I say may not be ideal, because some areas are still not doing too badly, and in some areas prices are still firming a little.
But generally, sellers need to be aware that the opportunistic price expectations of the past couple of years are not going to happen.
Choose your agent carefully, spend some time on your marketing plan, and be creative. Innovation wins in these times.

For investors, these times are like those that Charles Dickens referred to in A Tale of Two Cities: These are the best of times and the worst of times depending on how you are positioned.
For investors wanting to sell, you will need to be innovative, creative (not dishonest, just creative) in how you go about pricing & marketing your property.
For investors wanting to buy, really your strategy should not be too different to what it has been over the past few years: always look for value, location and (I believe) one of the keys that should never be overlooked options.  What choices do I have with any property that catches my eye. The what if factor.

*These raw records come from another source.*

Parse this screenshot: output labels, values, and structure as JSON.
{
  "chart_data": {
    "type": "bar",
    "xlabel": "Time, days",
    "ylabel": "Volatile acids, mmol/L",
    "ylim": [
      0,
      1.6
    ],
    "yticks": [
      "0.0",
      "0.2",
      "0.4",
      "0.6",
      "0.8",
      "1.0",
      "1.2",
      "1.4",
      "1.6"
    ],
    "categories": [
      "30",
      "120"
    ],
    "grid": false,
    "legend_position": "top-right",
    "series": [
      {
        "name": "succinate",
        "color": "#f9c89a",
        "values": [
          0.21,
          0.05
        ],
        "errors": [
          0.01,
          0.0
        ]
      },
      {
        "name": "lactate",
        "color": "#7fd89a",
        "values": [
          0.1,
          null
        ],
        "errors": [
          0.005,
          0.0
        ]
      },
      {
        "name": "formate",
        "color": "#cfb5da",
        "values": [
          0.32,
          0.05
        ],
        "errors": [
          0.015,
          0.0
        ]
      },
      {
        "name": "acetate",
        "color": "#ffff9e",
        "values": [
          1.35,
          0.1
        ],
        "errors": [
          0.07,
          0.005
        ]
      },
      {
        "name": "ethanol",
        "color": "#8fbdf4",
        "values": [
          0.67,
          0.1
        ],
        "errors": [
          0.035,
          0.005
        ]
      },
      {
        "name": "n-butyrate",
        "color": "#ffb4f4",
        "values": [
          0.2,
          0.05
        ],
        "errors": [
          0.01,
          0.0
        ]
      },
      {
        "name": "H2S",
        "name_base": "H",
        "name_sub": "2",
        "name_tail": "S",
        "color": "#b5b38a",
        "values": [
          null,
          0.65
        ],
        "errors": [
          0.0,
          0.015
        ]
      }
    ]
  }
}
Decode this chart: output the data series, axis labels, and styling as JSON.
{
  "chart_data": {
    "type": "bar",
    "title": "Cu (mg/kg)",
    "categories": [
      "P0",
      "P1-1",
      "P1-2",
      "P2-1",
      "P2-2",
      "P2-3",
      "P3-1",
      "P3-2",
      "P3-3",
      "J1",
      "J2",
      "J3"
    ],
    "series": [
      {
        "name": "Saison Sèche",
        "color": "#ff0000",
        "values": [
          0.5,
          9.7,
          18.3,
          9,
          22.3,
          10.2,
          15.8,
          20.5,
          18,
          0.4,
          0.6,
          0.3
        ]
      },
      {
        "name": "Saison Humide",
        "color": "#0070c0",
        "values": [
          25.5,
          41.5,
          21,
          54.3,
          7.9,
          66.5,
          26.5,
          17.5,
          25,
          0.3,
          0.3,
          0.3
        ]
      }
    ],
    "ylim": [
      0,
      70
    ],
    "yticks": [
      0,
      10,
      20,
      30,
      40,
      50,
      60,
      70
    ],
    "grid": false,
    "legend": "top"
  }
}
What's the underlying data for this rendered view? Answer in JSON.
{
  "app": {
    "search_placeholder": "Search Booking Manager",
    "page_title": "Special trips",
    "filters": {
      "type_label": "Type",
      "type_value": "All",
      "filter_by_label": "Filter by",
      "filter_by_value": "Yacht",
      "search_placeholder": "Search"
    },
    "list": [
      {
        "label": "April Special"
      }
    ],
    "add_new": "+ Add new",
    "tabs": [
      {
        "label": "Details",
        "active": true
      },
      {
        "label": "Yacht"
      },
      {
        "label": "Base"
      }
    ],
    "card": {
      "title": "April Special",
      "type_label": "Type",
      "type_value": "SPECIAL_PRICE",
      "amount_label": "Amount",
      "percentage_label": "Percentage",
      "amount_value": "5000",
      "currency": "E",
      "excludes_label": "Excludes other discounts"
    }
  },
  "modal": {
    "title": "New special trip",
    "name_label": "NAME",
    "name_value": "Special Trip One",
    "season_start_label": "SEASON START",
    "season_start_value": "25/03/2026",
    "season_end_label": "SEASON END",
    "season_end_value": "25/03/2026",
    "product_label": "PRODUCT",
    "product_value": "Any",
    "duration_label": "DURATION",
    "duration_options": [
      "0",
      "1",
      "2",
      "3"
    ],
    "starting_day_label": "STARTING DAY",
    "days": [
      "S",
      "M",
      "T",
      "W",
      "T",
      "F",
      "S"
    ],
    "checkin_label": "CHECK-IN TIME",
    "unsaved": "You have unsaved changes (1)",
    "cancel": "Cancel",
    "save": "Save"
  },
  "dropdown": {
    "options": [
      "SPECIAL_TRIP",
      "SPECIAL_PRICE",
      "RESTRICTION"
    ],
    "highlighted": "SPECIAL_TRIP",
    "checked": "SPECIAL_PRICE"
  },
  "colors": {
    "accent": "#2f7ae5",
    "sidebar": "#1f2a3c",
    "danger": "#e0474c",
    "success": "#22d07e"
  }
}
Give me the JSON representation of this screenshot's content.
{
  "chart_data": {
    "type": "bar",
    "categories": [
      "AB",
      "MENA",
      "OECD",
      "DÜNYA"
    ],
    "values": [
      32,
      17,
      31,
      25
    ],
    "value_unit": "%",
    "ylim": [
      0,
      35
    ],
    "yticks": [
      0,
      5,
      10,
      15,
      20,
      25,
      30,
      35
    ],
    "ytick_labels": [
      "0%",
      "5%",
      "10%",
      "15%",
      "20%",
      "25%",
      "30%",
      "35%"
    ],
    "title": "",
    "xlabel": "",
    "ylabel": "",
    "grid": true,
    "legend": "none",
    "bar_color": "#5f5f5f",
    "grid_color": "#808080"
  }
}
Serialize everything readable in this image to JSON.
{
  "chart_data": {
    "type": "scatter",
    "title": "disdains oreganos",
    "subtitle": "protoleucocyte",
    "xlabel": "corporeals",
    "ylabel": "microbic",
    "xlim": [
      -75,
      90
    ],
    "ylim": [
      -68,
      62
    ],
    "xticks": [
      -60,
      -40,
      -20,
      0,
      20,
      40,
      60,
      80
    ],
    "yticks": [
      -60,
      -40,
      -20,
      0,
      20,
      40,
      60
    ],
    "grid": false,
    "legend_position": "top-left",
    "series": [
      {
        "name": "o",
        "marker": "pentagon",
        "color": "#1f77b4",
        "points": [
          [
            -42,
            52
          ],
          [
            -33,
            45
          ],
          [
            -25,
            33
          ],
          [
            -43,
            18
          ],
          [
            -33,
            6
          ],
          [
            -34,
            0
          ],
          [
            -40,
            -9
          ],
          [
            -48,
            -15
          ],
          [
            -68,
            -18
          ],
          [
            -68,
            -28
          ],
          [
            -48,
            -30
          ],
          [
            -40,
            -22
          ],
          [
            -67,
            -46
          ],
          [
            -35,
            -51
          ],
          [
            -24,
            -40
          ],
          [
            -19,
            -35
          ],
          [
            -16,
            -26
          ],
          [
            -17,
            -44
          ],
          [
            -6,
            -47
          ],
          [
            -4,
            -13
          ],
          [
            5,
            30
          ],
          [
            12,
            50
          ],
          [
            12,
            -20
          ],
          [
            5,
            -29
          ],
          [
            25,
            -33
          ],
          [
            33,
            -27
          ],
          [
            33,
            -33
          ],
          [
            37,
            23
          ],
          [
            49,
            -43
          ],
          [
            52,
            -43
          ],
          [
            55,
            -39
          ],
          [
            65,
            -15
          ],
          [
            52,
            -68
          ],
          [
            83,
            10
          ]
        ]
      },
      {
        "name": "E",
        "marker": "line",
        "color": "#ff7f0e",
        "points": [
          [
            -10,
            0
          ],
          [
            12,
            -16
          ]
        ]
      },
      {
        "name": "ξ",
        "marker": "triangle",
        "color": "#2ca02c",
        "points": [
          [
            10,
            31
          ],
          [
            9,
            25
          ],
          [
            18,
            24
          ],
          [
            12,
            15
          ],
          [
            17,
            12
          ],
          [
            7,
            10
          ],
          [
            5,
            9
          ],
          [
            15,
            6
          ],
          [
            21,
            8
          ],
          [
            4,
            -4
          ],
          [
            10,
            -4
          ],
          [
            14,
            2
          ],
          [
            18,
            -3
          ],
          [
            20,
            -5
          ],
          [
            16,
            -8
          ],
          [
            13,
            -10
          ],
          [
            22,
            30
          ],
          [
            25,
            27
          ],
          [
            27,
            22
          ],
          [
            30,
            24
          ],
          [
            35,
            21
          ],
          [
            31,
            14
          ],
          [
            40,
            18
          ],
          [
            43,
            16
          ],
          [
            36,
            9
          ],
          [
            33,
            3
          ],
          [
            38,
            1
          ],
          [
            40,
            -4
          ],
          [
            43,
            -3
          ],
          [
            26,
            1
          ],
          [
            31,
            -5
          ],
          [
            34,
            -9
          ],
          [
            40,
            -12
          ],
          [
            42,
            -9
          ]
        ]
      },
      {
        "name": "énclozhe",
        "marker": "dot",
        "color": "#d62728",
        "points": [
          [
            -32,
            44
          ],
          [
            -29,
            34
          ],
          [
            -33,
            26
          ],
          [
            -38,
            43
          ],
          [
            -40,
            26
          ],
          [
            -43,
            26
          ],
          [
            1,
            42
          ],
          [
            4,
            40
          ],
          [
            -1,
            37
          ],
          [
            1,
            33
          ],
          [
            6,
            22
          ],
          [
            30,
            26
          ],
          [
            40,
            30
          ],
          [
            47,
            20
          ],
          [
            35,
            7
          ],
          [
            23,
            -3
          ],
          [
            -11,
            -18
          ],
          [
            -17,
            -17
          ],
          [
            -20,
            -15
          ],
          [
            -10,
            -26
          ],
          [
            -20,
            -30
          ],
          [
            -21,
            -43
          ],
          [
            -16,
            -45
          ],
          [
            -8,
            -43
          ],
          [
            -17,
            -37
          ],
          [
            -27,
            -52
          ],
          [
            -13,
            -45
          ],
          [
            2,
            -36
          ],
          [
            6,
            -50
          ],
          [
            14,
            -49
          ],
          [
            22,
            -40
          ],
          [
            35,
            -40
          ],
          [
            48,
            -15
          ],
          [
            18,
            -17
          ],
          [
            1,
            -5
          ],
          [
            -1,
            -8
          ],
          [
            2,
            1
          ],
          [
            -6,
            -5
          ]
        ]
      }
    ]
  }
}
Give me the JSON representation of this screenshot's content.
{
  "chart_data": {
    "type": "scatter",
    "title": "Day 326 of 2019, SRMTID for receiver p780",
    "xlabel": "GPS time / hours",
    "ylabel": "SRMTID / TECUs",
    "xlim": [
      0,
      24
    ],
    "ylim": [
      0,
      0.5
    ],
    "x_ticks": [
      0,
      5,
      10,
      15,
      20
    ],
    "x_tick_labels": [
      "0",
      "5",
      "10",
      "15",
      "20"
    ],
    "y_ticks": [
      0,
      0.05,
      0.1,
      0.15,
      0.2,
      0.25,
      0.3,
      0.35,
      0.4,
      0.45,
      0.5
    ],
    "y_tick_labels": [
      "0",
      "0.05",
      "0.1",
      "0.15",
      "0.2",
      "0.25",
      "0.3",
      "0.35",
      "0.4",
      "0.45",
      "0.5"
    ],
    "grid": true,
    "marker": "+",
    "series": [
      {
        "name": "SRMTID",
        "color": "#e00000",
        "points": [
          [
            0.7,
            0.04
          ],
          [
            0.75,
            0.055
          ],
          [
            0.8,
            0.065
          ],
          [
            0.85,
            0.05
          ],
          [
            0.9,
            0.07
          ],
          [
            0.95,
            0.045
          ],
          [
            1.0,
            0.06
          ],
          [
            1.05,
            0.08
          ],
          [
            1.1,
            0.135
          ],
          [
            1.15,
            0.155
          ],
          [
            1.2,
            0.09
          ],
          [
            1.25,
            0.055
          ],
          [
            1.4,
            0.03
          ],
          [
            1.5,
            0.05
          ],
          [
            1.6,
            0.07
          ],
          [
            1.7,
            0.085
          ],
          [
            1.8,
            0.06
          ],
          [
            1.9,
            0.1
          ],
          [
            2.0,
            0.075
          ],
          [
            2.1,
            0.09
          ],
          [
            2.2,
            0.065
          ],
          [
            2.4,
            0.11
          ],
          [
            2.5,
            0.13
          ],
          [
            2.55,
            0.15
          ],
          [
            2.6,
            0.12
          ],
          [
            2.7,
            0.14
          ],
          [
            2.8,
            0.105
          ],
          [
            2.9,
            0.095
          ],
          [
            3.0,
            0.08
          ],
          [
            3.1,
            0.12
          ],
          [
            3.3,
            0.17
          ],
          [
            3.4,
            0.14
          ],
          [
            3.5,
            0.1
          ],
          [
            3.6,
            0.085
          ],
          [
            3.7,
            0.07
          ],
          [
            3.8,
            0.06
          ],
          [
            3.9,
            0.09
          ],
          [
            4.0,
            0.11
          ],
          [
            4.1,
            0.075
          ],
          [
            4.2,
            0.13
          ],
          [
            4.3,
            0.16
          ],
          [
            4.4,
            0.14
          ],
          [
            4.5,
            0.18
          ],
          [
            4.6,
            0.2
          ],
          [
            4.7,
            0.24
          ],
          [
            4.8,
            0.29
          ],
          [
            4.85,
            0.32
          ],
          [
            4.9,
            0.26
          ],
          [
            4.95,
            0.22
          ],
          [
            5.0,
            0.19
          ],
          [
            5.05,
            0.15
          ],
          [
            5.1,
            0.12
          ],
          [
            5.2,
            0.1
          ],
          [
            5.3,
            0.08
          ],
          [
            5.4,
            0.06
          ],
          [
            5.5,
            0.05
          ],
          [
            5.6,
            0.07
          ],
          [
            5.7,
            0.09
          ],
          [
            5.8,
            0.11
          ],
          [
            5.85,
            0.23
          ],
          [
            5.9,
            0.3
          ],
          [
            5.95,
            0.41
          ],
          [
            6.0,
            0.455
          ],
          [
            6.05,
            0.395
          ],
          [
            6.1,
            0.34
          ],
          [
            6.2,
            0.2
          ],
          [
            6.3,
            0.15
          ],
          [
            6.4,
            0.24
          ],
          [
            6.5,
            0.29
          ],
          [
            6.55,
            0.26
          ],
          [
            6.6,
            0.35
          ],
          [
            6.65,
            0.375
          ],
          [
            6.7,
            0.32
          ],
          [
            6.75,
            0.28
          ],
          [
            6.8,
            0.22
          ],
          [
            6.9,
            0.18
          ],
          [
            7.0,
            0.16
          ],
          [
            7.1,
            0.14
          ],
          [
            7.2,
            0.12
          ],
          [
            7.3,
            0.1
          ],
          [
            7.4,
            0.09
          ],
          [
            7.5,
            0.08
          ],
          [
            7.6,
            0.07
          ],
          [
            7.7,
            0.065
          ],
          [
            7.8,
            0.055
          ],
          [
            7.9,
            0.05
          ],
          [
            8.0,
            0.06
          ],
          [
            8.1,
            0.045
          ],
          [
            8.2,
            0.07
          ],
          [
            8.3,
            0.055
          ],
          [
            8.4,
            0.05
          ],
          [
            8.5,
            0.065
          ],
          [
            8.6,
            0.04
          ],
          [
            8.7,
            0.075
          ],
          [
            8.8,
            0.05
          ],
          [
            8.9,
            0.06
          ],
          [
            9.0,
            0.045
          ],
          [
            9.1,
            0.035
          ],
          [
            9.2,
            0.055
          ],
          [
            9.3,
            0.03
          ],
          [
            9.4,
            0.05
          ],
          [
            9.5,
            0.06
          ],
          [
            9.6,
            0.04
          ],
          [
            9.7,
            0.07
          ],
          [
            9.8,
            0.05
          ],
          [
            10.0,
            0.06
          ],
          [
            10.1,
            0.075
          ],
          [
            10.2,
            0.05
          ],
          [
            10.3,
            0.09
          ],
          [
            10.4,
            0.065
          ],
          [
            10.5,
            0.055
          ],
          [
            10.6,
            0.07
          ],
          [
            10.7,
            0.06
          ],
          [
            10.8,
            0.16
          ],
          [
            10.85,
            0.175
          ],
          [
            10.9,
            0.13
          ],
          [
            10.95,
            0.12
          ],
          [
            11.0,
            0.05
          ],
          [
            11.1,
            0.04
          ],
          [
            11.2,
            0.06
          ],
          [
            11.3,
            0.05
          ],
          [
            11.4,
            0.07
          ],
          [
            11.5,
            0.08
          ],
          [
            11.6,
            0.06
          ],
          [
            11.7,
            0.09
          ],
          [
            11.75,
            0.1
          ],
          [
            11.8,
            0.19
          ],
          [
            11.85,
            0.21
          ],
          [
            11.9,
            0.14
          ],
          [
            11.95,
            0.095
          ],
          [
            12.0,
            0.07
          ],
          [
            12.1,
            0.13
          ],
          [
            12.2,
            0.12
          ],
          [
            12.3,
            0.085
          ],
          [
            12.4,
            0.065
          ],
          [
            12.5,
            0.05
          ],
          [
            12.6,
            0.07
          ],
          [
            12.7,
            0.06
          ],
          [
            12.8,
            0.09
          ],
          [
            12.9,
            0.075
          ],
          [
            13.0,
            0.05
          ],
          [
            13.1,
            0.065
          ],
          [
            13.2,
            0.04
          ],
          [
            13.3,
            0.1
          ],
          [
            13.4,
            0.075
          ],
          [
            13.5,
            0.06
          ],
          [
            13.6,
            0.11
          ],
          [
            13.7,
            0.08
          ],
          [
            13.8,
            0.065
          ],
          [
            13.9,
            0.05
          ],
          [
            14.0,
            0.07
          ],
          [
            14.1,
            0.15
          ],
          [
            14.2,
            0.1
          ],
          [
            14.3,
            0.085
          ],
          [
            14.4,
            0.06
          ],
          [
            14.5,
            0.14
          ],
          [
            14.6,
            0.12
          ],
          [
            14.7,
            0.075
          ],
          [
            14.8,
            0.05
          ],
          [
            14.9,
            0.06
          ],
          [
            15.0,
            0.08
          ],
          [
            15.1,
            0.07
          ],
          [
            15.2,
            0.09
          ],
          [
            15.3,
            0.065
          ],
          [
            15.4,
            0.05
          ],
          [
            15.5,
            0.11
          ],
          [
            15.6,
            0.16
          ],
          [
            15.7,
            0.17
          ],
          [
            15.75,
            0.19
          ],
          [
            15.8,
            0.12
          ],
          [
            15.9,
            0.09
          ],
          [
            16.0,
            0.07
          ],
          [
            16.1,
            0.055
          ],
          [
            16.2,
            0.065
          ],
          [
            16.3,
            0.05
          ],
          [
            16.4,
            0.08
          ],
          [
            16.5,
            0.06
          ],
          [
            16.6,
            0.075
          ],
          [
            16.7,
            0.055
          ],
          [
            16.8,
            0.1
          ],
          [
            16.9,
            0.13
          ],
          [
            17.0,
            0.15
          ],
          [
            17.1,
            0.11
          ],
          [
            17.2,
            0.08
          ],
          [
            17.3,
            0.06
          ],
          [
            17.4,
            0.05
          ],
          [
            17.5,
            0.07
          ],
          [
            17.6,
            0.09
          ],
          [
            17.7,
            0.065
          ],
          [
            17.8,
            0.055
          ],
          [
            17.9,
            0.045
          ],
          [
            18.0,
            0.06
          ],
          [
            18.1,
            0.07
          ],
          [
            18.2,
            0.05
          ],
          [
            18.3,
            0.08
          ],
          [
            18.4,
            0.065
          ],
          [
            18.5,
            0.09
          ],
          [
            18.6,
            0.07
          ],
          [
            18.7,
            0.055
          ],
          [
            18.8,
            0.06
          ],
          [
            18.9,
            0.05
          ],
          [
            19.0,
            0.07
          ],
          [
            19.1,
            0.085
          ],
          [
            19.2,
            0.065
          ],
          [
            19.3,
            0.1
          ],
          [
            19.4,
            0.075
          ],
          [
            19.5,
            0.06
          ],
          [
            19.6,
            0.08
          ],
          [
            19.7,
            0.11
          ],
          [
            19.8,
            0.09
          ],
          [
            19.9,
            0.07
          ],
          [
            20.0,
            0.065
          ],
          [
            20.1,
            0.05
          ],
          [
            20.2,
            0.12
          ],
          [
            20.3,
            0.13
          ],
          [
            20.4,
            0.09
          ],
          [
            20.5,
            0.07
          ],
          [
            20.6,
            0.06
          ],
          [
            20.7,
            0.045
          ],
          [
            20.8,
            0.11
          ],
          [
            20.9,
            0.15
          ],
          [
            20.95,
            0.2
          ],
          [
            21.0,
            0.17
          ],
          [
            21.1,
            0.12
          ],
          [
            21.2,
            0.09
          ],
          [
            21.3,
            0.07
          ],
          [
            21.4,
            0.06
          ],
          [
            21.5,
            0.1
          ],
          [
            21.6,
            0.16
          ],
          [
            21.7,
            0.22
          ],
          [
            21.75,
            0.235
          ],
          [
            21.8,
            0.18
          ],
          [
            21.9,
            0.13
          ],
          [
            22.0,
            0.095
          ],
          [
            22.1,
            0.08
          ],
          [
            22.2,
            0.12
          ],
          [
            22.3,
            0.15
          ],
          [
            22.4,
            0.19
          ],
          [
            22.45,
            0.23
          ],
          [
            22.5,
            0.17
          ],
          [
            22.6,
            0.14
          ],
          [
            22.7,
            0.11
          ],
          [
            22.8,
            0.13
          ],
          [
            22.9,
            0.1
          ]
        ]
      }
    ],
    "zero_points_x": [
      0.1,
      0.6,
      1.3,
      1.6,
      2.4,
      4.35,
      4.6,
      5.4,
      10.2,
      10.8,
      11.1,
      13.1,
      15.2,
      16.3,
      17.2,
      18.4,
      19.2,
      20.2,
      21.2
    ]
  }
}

For renters, the year ahead is likely to see your rents rising a little.

So, what’s going to happen in the next year or so?
Some unrealistic property values have already been wound back.
There will be some more of this.
The market will not shift evenly across the nation.
Houses vs units will be impacted differently.
Some cities, and certainly suburbs within those cities will be impacted differently.
Generally, values will ease another few percent, but not crash.